Congressman’s AI Side Hustle Sparks Ethics Storm

A politician speaking at a press conference outside the Capitol building

A sitting congressman’s alleged “side hustle” is raising a familiar Washington question: are public offices being used for private gain while Americans pay the bill?

Quick Take

  • NOTUS reported that Rep. Eric Swalwell and his then-chief of staff repeatedly pitched an AI fundraising startup, Findraiser, to Democratic campaigns and lawmakers.
  • House Ethics guidance generally bars members and staff from using official position or “political influence” for personal financial benefit or even the appearance of it.
  • Swalwell’s team says they consulted the House Ethics Committee and says Swalwell has received no income from the company.
  • Findraiser reportedly took in about $60,000 from more than a dozen Democratic campaigns, including allies connected to Swalwell.
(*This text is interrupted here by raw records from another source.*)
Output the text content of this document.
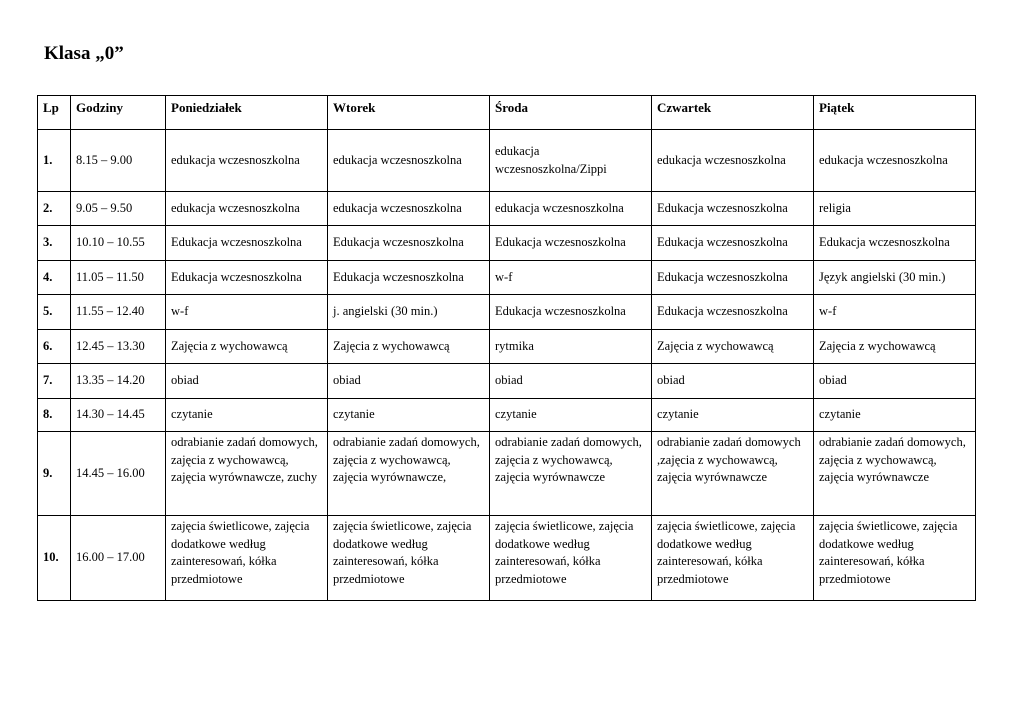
Klasa „0”
Lp	Godziny	Poniedziałek	Wtorek	Środa	Czwartek	Piątek
1.	8.15 – 9.00	edukacja wczesnoszkolna	edukacja wczesnoszkolna	edukacja wczesnoszkolna/Zippi	edukacja wczesnoszkolna	edukacja wczesnoszkolna
2.	9.05 – 9.50	edukacja wczesnoszkolna	edukacja wczesnoszkolna	edukacja wczesnoszkolna	Edukacja wczesnoszkolna	religia
3.	10.10 – 10.55	Edukacja wczesnoszkolna	Edukacja wczesnoszkolna	Edukacja wczesnoszkolna	Edukacja wczesnoszkolna	Edukacja wczesnoszkolna
4.	11.05 – 11.50	Edukacja wczesnoszkolna	Edukacja wczesnoszkolna	w-f	Edukacja wczesnoszkolna	Język angielski (30 min.)
5.	11.55 – 12.40	w-f	j. angielski (30 min.)	Edukacja wczesnoszkolna	Edukacja wczesnoszkolna	w-f
6.	12.45 – 13.30	Zajęcia z wychowawcą	Zajęcia z wychowawcą	rytmika	Zajęcia z wychowawcą	Zajęcia z wychowawcą
7.	13.35 – 14.20	obiad	obiad	obiad	obiad	obiad
8.	14.30 – 14.45	czytanie	czytanie	czytanie	czytanie	czytanie
9.	14.45 – 16.00	odrabianie zadań domowych, zajęcia z wychowawcą, zajęcia wyrównawcze, zuchy	odrabianie zadań domowych, zajęcia z wychowawcą, zajęcia wyrównawcze,	odrabianie zadań domowych, zajęcia z wychowawcą, zajęcia wyrównawcze	odrabianie zadań domowych ,zajęcia z wychowawcą, zajęcia wyrównawcze	odrabianie zadań domowych, zajęcia z wychowawcą, zajęcia wyrównawcze
10.	16.00 – 17.00	zajęcia świetlicowe, zajęcia dodatkowe według zainteresowań, kółka przedmiotowe	zajęcia świetlicowe, zajęcia dodatkowe według zainteresowań, kółka przedmiotowe	zajęcia świetlicowe, zajęcia dodatkowe według zainteresowań, kółka przedmiotowe	zajęcia świetlicowe, zajęcia dodatkowe według zainteresowań, kółka przedmiotowe	zajęcia świetlicowe, zajęcia dodatkowe według zainteresowań, kółka przedmiotowe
NOTUS details a pattern of pitches tied to congressional access

NOTUS reported in March 2026 that Rep. Eric Swalwell (D-Calif.) and his former chief of staff Yardena Wolf repeatedly promoted their political AI startup, Findraiser, to Democratic lawmakers, staff, and campaign operatives through texts, emails, and in-person conversations. The report described the pitching as widespread and persistent, relying in part on accounts from six anonymous Democratic operatives. The core ethical concern is not simply ownership, but active solicitation while holding official power.

According to the reporting, Wolf sent promotional messages while still working in Swalwell’s congressional office, including invitations for demos and meetings. The timeline described by multiple outlets places Findraiser’s creation in early 2024, followed by outreach in 2024 and continuing pitches into 2025 and 2026. That sequence matters because congressional staff are held to strict standards on using government time, contacts, or perceived influence for anything that resembles commercial promotion.

House ethics standards focus on influence, not just income

House Ethics rules and guidance broadly prohibit members and staff from using their positions for “pecuniary gain,” and warn against conduct that creates even an inference of impropriety. Ethics specialists quoted in coverage drew a bright line between passive ownership and active client solicitation. Campaign Legal Center’s Kedric Payne said lawmakers can have business interests, but actively seeking clients through the power and access of public office can cross the ethical boundary the House is supposed to enforce.

Public Citizen’s Craig Holman similarly emphasized that market-rate business dealings can be legal in private life, but officials cannot tie commercial activity to their congressional role. That framing helps separate what is proven from what is alleged: the reporting does not establish a formal Ethics Committee finding or penalty, and no public announcement of a formal probe was highlighted. The risk described is the optics and potential rule conflict created by “selling” services through official relationships.

Findraiser’s business ties intersect with Swalwell’s political ambitions

Findraiser is described as an AI tool designed to analyze campaign donor databases and optimize fundraising, an application that has grown across politics since the boom in generative AI tools. Reports said the company brought in roughly $60,000 from over a dozen Democratic campaigns, including campaigns tied to prominent Democrats. Coverage also noted Swalwell disclosed a stake valued between $200,000 and $500,000, while claiming he received no income from the company.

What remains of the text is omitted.